CHAP. 12. (11.)—THE COASTS OF ARABIA, SITUATE ON THE EGYPTIAN SEA.
Beyond the Pelusiac Mouth is Arabia[1], which extends to
the Red Sea, and joins the Arabia known by the surname of
Happy[2], so famous for its perfumes and its wealth. This[3]
is called Arabia of the Catabanes[4], the Esbonitæ[5], and the
Scenitæ[6]; it is remarkable for its sterility, except in the parts
where it joins up to Syria, and it has nothing remarkable
in it except Mount Casius[7]. The Arabian nations of the
Canchlæi[8] join these on the east, and, on the south the
Cedrei[9], both of which peoples are adjoining to the Nabatæi[10].
The two gulfs of the Red Sea, where it borders upon
Egypt, are called the Heroöpolitic[11] and the Ælanitic[12]. Between
the two towns of Ælana[13] and Gaza[14] upon our sea[15]
there is a distance of 150 miles. Agrippa says that Arsinoë[16],
a town on the Red Sea, is, by way of the desert, 125 miles
from Pelusium. How different the characteristics impressed
by nature upon two places separated by so small a distance!
1. Arabia Petræa; that part of Arabia which immediately joins up to Egypt.
2. Called Arabia Felix to the present day.
3. The part of Arabia which joins up to Egypt, Arabia Petræa namely.
4. Strabo places this people as far south as the mouth of the Red Sea, i.e. on the east of the Straits of Bab-el-Mandeb. Forster (in his 'Arabia,' vol. ii.) takes this name to be merely an inversion of Beni Kahtan, the great tribe which mainly peoples, at the present day, central and southern Arabia.
5. Probably the people of Esebon, the Heshbon of Scripture, spoken of by Jerome as being the city of Sihon, king of the Amorites.
6. The "tent-people," from the Greek skhnh\, "a tent." This seems to have been a name common to the nomadic tribes of Arabia. Ammianus Marcellinus speaks of them as being the same as the Saraceni or Saracens.
7. The modern El Katieh or El Kas; which is the summit of a lofty range of sandstone hills on the borders of Egypt and Arabia Petræa, immediately south of the Sirbonian Lake and the Mediterranean Sea. On its western side was the tomb of Pompey the Great.
8. The same as the Amalekites of Scripture, according to Hardouin. Bochart thinks that they are the same as the Chavilæi, who are mentioned as dwelling in the vicinity of Babylon.
9. The position which Pliny assigns to this nation would correspond with the northern part of the modern district of the Hedjaz. Forster identifies them with the Cauraitæ, or Cadraitæ of Arrian, and the Darræ of Ptolemy, tracing their origin to the Cedar or Kedar, the son of Ishmael, mentioned in Genesis xxv. 13, and represented by the modern Harb nation and the modern town of Kedeyre. See Psalm cxx. 5: "Woe is me, that I sojourn in Mesech, that I dwell in the tents of Kedar!"
10. An Arabian people, said to have descended from the eldest son of Ishmael, who had their original abodes in the north-western part of the Arabian peninsula, east and south-east of the Moabites and Edomites. Extending their territory, we find the Nabatæi of Greek and Roman history occupying nearly the whole of Arabia Petræa, along the northeast coast of the Red Sea, on both sides of the Ælanitic Gulf, and on the Idumæan mountains, where they had their capital, Petra, hewn out of the rock.

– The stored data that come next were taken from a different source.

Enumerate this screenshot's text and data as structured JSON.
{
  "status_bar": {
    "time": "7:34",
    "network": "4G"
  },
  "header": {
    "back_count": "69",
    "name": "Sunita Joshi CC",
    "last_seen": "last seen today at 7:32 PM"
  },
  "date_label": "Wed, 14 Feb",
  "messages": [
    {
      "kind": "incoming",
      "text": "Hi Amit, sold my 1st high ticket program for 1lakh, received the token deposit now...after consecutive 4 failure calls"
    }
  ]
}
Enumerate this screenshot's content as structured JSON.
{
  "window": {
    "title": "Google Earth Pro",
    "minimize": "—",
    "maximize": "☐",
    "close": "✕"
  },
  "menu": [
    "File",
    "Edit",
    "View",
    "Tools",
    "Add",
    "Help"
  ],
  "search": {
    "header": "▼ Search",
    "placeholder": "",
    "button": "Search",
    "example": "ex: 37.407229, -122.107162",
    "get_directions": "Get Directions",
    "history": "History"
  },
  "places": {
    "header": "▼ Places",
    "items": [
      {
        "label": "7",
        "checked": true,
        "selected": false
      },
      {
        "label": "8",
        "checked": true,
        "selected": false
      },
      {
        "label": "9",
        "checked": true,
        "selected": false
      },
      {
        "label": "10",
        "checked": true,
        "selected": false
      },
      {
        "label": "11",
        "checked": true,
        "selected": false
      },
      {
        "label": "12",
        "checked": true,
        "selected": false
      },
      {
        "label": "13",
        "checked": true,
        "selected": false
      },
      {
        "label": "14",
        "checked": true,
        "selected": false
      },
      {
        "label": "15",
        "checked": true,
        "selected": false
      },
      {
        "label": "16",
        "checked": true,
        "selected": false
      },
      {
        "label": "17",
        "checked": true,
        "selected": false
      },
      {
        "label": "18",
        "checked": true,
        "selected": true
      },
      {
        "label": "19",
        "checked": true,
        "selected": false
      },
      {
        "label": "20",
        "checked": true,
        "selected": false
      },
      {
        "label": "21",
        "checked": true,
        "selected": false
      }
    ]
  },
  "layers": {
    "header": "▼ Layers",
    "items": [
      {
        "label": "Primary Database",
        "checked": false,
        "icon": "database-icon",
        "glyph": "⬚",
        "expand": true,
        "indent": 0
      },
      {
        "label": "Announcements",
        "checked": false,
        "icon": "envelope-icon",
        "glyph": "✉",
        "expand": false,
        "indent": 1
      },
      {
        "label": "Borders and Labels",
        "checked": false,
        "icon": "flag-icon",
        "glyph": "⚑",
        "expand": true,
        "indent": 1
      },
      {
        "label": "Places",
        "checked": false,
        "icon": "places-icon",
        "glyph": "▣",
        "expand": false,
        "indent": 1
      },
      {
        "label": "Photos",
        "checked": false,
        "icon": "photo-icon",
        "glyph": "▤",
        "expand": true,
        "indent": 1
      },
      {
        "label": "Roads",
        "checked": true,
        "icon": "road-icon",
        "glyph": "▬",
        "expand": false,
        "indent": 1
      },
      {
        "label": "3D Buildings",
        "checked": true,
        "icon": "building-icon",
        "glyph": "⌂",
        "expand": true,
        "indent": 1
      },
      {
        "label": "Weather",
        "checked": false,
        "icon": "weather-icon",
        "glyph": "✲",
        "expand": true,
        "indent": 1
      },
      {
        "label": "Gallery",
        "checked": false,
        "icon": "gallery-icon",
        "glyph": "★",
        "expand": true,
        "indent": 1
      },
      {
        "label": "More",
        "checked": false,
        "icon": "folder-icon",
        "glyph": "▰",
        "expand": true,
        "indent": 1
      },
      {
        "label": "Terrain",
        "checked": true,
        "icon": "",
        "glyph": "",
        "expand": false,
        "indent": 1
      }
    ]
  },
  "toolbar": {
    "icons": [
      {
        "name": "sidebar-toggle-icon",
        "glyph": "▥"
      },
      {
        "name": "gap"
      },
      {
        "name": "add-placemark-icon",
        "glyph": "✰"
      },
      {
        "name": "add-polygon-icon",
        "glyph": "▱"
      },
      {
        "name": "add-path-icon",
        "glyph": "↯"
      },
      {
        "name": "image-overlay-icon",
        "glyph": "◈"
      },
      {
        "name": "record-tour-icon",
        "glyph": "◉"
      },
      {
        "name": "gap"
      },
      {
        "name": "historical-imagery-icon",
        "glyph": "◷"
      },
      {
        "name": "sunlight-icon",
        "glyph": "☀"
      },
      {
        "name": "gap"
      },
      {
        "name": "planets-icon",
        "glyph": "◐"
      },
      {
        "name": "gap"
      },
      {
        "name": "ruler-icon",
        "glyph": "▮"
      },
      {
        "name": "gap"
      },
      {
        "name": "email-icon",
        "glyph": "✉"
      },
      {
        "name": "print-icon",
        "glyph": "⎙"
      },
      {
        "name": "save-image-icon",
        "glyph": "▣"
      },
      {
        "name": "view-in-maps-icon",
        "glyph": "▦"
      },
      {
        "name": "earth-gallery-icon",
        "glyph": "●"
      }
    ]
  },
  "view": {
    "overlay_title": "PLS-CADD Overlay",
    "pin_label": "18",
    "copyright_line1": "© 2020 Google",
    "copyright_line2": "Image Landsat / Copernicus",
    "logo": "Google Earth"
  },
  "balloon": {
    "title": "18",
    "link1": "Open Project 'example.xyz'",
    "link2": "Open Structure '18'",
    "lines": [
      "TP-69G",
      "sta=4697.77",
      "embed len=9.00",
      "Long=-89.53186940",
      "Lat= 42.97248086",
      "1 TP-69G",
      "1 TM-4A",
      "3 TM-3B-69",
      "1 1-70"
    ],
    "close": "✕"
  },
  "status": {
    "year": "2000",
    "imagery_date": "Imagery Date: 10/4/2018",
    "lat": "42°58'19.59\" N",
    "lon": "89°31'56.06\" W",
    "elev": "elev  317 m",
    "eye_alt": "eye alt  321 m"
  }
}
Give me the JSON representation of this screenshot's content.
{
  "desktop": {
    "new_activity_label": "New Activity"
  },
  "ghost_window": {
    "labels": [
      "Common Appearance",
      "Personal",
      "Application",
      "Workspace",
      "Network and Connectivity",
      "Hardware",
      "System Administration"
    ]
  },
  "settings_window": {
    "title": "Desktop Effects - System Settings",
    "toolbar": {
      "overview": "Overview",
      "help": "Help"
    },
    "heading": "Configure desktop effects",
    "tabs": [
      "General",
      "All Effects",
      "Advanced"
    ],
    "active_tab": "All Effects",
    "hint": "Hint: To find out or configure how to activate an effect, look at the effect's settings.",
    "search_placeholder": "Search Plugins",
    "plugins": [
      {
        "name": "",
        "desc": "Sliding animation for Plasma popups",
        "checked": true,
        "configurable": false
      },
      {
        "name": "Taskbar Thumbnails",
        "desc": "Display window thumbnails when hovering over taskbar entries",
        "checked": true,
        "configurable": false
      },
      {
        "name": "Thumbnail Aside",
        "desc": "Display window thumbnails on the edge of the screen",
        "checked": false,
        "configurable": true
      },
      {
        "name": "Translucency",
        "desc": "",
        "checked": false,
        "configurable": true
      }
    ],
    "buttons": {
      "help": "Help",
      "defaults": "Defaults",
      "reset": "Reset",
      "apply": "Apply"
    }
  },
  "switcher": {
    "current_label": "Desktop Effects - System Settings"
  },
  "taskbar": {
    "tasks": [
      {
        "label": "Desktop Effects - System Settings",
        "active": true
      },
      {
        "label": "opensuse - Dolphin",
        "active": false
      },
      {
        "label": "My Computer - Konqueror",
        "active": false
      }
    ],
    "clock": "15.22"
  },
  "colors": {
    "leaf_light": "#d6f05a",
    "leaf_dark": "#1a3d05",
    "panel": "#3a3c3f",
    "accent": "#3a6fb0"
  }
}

11. Now the Bahr-el-Soueys, or Gulf of Suez.
12. The Bahr-el-Akabah, or Gulf of Akabah.
13. Now Akabah, an Idumæan town of Arabia Petræa, situate at the head of the eastern gulf of the Red Sea, which was called after this town "Ælaniticus Sinus." It was annexed to the kingdom of Judah, with the other cities of Idumæa, by David, 2 Sam. viii. 14, and was one of the harbours on the Red Sea from which the ships of Solomon sailed for Ophir. See 1 Kings ix. 26 and 2 Chron. viii. 17. It was a place of commercial importance under the Romans and the head-quarters of the Tenth Legion. A fortress now occupies its site.
14. Its site is now known as Guzzah. It was the last city on the south-west frontier of Palestine, and from the earliest times was a strongly fortified place. It was taken from the Philistines by the Jews more than once, but as often retaken. It was also taken by Cyrus the Great and Alexander, and afterwards by Ptolemy Lagus, who destroyed it. It afterwards recovered, and was again destroyed by Alexander Jannæus, B.C. 96, after which, it was rebuilt by Gabinius and ultimately united to the Roman province of Syria. In A.D. 65 it was again destroyed, but was rebuilt, and finally fell into the hands of the Arabs, in A.D. 634.
15. Meaning the Mediterranean.
16. The present Suez. See B. vi. c. 33.